We had the privilege to speak with our own Scott Miller, system director of purchased services at Advantus Health Partners, about his career at Advantus and his time in the United States Air Force.
Can you describe your role at Advantus Health Partners?
In my role of System Director of Purchased Services, I’m responsible for maintaining the contract portfolio for purchased services and non-medical supplies.
How did you get into this role?
The honest answer is because of Dan Hurry, the President of Advantus. I had worked with Dan Hurry earlier in my career and I was exposed to the kind of visionary he is. So, when there was the opportunity to join his team again, I jumped on it. In the words I jokingly said to Dan, “You had me at hello.”
How long have you been with Advantus?
I originally started at Mercy Health in July of 2017. Through mergers and reorganizations, the title has changed but has been the same work. (Learn more about Advantus’s story here.)
What is the most rewarding aspect of practicing in your field?
In supply chain, you are not a direct caregiver, but you are a catalyst of direct care. A phrase I like to use is that if it wasn’t for supply chain, you wouldn’t have a hospital, you would have a bunch of doctors standing in a field.
Is there anything you’re looking forward to about your future at Advantus?
Absolutely! Dan Hurry being the visionary, he is a leader among the team. The vision is to do things the way nobody else does them. We knew we could do health care supply chain better because we’ve been living in the hospitals and working in the hospitals and not detached. So, we are looking at how we can take those things that we’ve learned in an operational environment and get closer to bridging the gap between the financial and the operational. I’ve been in supply chain since 1985, and I’ve never been more inspired to be in supply chain more than I am right now.
What do you like to do when you aren’t working? Any hobbies or interests?
When COVID-19 happened and it didn’t matter where we lived anymore, I took my habit of enjoying the outdoors and fishing and moved to Tennessee. I live right outside the Smoky Mountains now and enjoy being outdoors, fishing, camping and hiking.
What were some of the reasons why you joined the Air Force?
When I was 17 years old, it was the mid-80s, during a recession. In my hometown of Allentown, Pennsylvania, there were no jobs or job prospects out of high school. So, I enlisted to help not be a burden to my family.
Is there any moment or memory from your time in the Air Force that stands out to you?
There are two moments that really stand out to me. For one, my time in the Air Force taught me that when you have a team of passionately committed people, you can get anything done. I could give one hundred examples of why that’s true.

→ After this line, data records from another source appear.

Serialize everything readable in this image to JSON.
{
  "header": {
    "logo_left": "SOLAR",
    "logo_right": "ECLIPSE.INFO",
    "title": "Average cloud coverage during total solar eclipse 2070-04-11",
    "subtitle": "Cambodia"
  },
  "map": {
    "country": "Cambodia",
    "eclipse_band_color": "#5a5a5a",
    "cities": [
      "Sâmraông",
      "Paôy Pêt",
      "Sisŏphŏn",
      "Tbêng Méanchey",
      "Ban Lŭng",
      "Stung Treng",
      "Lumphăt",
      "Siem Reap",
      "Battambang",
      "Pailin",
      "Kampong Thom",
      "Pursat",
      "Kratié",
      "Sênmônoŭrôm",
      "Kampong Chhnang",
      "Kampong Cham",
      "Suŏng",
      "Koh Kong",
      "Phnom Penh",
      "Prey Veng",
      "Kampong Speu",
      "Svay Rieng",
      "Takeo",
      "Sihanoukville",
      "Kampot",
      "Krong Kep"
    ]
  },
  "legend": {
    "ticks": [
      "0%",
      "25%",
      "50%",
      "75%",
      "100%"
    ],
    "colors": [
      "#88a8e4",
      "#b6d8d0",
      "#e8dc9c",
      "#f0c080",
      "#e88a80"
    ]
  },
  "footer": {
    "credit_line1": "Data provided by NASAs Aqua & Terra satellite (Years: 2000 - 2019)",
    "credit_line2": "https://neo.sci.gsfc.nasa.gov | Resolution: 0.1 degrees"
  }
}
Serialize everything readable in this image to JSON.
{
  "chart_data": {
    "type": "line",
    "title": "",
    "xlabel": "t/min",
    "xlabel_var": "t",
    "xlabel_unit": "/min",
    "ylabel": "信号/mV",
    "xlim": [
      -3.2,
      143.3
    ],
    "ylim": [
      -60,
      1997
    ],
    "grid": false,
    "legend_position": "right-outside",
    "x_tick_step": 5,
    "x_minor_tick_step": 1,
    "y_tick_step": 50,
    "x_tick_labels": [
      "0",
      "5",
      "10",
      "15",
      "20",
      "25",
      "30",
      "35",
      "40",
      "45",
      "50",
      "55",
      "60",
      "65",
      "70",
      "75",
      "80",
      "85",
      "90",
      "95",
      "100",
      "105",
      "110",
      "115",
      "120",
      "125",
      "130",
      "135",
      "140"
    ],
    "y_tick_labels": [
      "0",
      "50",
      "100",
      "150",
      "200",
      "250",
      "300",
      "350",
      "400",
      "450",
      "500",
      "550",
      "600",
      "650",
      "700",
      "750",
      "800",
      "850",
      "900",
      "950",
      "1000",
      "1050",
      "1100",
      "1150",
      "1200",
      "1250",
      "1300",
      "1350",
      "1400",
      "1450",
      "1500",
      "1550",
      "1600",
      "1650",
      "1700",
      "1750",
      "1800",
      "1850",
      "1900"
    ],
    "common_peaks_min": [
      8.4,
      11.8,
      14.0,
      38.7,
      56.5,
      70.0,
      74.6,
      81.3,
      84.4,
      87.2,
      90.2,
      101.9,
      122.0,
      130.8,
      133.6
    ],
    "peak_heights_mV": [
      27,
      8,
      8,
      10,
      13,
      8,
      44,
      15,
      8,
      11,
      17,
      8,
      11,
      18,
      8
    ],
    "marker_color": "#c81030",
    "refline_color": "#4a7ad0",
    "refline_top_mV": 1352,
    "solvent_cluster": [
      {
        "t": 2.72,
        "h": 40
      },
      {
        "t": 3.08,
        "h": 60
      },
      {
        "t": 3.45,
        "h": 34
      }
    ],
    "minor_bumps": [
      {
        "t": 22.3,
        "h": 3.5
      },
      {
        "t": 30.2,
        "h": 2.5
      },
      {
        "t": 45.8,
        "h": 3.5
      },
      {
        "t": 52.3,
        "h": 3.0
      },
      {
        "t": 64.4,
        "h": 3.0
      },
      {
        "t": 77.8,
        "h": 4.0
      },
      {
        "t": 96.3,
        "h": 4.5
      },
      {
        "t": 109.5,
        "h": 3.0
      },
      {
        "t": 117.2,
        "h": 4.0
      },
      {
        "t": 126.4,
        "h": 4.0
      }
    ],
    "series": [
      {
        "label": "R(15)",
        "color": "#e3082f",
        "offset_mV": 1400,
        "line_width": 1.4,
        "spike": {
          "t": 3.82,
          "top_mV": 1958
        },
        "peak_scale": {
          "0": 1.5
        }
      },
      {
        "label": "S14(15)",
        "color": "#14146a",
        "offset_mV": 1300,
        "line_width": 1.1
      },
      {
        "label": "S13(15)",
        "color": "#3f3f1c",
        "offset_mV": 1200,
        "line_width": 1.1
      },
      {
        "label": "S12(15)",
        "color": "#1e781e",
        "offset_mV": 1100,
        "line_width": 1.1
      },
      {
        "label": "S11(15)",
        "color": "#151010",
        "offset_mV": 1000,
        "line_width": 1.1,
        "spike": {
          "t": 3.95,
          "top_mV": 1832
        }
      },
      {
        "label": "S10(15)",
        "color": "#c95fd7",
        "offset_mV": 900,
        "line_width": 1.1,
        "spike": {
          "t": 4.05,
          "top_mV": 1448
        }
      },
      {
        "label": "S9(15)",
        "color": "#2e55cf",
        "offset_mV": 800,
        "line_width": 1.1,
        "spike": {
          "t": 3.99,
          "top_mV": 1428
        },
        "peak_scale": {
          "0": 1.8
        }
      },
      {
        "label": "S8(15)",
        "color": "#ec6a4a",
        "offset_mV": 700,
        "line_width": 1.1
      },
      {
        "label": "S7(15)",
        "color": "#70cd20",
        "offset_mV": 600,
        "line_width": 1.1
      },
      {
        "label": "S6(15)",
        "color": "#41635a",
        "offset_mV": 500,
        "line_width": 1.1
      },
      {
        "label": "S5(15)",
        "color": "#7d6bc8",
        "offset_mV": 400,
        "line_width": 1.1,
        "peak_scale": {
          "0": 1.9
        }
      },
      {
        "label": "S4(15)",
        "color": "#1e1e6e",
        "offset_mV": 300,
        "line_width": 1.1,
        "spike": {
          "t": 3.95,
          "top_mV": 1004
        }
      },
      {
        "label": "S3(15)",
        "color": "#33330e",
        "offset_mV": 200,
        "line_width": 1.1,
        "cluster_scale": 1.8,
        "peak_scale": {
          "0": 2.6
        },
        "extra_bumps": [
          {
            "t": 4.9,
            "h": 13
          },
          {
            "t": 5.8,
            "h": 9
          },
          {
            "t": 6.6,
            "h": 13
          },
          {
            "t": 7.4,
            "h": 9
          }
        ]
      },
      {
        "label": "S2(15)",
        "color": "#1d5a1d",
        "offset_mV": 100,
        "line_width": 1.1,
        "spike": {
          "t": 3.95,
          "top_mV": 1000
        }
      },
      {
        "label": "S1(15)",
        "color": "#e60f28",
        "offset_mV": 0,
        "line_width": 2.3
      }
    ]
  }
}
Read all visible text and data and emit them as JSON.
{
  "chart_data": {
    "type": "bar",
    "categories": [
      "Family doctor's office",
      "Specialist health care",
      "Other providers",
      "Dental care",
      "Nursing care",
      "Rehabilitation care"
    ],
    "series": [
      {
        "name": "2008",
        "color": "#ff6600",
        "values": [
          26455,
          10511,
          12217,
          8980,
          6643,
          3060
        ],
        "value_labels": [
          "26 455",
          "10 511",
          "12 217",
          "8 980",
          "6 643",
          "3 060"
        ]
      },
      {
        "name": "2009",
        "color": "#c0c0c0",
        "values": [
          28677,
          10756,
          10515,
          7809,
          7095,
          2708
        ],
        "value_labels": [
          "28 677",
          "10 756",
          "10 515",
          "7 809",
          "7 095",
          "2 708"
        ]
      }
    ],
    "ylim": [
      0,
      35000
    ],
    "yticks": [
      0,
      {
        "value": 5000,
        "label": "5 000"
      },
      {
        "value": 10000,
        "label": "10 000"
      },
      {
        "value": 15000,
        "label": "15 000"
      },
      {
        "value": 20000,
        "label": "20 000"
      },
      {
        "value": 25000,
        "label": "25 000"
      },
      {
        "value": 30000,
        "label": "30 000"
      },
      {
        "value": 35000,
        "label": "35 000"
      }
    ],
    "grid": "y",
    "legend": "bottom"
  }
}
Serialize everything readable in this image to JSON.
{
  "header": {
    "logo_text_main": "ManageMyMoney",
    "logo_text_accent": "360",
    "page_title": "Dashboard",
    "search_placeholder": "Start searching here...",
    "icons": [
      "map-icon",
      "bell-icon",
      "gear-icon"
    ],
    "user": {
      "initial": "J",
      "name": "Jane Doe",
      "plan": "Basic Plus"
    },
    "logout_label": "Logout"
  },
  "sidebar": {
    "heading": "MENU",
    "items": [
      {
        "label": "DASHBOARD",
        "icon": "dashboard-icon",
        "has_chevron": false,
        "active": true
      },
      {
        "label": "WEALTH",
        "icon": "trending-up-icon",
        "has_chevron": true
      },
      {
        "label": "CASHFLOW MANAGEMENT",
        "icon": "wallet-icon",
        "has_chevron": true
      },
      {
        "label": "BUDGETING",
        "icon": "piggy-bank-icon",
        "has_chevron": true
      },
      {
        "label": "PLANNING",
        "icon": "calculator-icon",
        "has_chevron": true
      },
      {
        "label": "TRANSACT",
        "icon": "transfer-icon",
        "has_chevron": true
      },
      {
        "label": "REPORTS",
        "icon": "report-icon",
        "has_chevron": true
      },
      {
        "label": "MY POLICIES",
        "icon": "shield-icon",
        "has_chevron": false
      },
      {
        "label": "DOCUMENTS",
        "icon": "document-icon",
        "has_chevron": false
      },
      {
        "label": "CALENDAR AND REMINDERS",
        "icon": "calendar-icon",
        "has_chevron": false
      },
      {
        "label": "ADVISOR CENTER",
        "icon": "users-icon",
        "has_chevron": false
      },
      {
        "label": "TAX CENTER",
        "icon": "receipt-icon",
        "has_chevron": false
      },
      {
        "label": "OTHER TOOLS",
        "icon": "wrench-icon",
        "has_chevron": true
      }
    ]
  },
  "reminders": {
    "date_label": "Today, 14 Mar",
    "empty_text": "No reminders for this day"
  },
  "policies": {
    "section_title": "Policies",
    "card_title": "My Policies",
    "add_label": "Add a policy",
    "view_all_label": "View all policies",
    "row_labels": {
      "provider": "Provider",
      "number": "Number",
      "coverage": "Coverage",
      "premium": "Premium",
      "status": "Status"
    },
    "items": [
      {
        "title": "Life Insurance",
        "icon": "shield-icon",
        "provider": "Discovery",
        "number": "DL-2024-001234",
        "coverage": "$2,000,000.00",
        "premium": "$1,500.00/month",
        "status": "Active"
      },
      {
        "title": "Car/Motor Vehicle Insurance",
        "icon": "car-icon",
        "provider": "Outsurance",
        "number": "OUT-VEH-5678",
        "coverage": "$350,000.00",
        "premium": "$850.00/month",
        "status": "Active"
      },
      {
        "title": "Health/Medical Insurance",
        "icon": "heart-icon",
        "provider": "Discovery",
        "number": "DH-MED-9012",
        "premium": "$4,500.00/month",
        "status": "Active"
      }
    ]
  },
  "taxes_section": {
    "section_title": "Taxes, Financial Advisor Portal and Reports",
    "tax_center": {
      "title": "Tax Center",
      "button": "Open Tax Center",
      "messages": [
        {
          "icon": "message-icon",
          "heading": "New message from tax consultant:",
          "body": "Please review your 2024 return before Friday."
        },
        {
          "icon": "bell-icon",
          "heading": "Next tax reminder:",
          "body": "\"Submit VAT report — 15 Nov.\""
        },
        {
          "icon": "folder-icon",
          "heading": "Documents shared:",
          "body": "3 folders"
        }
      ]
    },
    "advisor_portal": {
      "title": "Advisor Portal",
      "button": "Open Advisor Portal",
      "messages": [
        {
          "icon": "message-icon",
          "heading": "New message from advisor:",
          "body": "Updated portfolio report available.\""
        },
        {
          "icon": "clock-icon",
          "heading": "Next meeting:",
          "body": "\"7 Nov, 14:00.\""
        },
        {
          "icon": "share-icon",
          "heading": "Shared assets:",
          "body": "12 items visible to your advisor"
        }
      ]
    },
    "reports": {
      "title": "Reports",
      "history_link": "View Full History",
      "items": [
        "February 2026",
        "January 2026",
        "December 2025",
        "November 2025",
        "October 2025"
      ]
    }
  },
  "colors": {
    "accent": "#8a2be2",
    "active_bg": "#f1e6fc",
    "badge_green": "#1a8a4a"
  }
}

The second moment is a war story about Iraq. I have done two tours in Iraq, and both times I had the same position of director of operations for the trauma hospital there, the largest war-time trauma hospital since the Vietnam War. One of the things that grabs you when you go to war is when everyday, as helicopters come in, you see the evidence of how savage and brutal humans can be to each other. Sometimes people lose a part of themselves. But, in that hospital and in that environment, doctors, nurses, technicians, everybody working together was a little slice of humanity. I used to describe it when I would write home as a bubble of humanity in a sea of insanity. In the worst of times, if there’s one thing that people need, it’s health care. People can find food, shelter, friendship and any other needs for themselves. But one thing people can’t find for themselves that has to be brought to them is health care.
Has your time in service impacted your career now?
I never forget that supply chain is not just boxes. Supply chain is making sure the right thing is in the right place at the right time for health care to occur. If I don’t do my job well, that means that health care can’t be delivered well. If I don’t do my job with passion, that means that someone down the line is too busy worrying about supplies and not able to put their passion towards their patient, where it belongs. At a recent team meeting, I was offered the opportunity to talk to the team and I reminded them that even if they’ve never worked in a hospital, they have a role in saving lives. Supply chain offers opportunity to reduce variability through the whole process and to address quality and avoid risk. One of the things that people don’t know about our contracts is that they’re chalked full of protections on legal issues, cyber issues and qualifications on the people providing services. If we bring in a nurse to support a case that is a contractor, you can be sure they’re qualified. All the things we do contribute to saving lives.
When you go to war, one of the things you don’t pack for is pediatrics. Nobody expects a child to be part of a war, but they live everywhere, and there are going to be casualties. In Iraq, we had a case come in of a 9-year-old girl with a bullet lodged in her neck. However, they did not have whatever was needed to protect her carotid artery so they could remove the bullet, it did not exist in Iraq. The supply chain team understood what needed to happen and they made sure the right material was in the war zone within 36 hours. That only happens when people do their job the right way every time so that, when the moment comes to shine, you have your established footprint and relationship and you’re able to make that kind of magic happen. I have so many examples of when supply chain professionalism has laid the groundwork for when it comes time to be creative in hours of desperation, they can deliver the miracles.
Advantus Health Partners would like to thank Scott and all of our veterans for their service and bravery. You inspire us to always be committed towards our goals and never give up on our hopes.